‘Aquele pênalti mudou minha vida’: orgulho de Panenka 50 anos depois de cobrança de pênalti especial | Tcheca


Antonin Panenka ri como um urso, um estrondo baixo, sugerindo travessura entre as memórias. Ele está sentado em um escritório do clube de futebol Bohemians, em Praga, contando a história de seu pênalti atrevido e revolucionário que não apenas venceu o Campeonato Europeu de 1976 pela Tchecoslováquia contra a Alemanha Ocidental, mas também azedou seu relacionamento com o goleiro humilhado por seu pênalti, Sepp Maier. “Ele passou 35 anos sem me dizer uma palavra”, sorri.

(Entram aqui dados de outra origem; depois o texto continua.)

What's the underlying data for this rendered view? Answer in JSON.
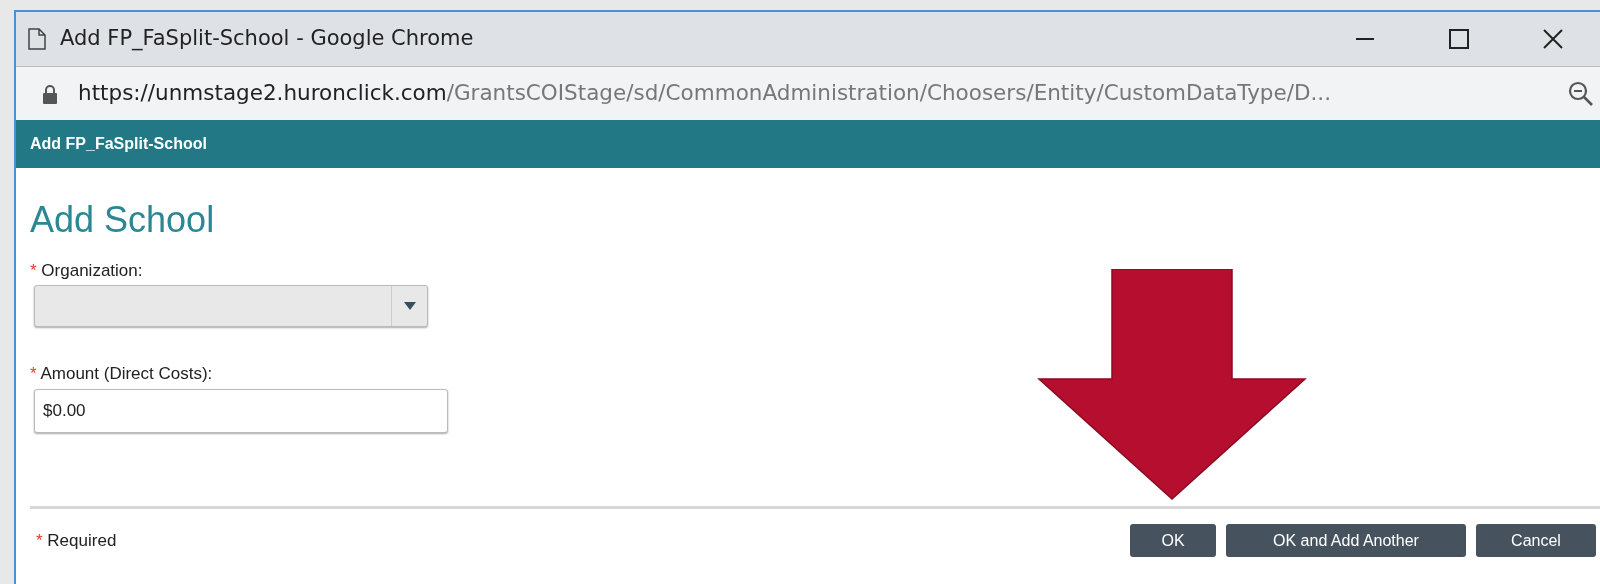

Mas a rivalidade foi muito mais profunda. “Eu li alguns artigos que ele até tinha um alvo de tiro em sua garagem com meu rosto estampado e que ele costumava atirar dardos. Mas agora nos damos bem o suficiente.”

Sábado marca 50 anos desde que aquele momento no Red Star Stadium de Belgrado se tornou folclore do futebol. Com a final empatada em 2 a 2 após a prorrogação, a Tchecoslováquia e os atuais campeões mundiais se encontraram em território desconhecido: a primeira disputa de pênaltis para decidir um grande torneio internacional.

Quase não aconteceu. O plano era um replay, até que um pedido da Federação Alemã empurrou os organizadores para os pênaltis, uma decisão influenciada, acredita Panenka, pelo fato de a Die Mannschaft já ter reservado suas férias.

Quando Uli Hoeness, do Bayern de Munique, acertou o quarto chute da Alemanha por cima da trave, o cenário estava montado. Panenka deu um passo à frente com a chance de vencer. Então aconteceu. Uma corrida rápida, uma pausa momentânea e o mais delicado dos toques penetrantes. A bola flutuou bem no centro, quando Maier se jogou para o lado. Por um instante, pareceu pairar no ar de Belgrado antes de cair na rede. A Panenka nasceu.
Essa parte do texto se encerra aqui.